This implementation is totally for deployment concerns. In most cases, we got a DNN model trained by Python (like Pytorch) and the goal is low latency (measured by FPS) and high accuracy (measured by MSE) in the product. Here, Tensorrt is in use.
From my experience, the most efficient achievement is to convert the Pytorch model to ONNX and use onnx parser in tensorrt, over rebuilding the whole net and loading the weights on tensorrt, mainly when the preprocess and post-process are in consideration. The calculation of preprocess or post-process will be treated as a part of the net, saved in tensorrt engine and running on gpu.

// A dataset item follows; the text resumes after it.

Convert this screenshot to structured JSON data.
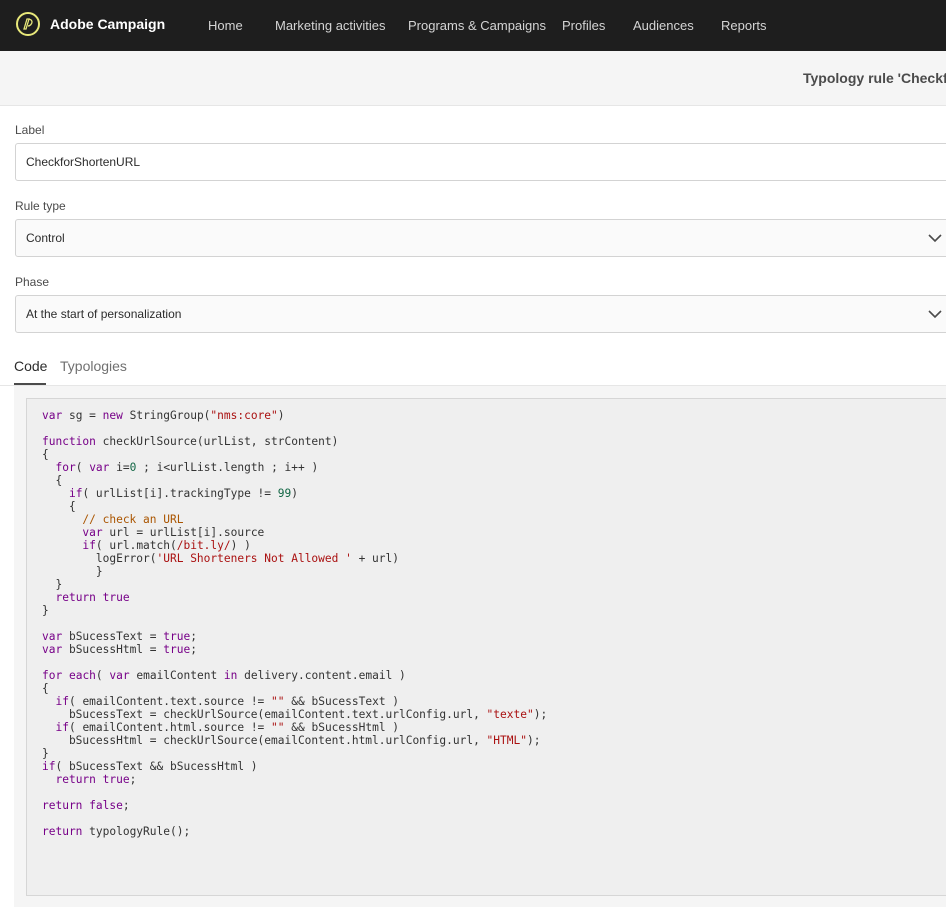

But in some cases, there may have operator-unsupport issues (like grid_sampler) and not all operations are good for gpu (like inversing).
Current Repo is based on Tensorrt OSS, which consists of plugins, parsers and samples. Parsers and samples are removed in this repo, and plugins will be built in separated shared libraries.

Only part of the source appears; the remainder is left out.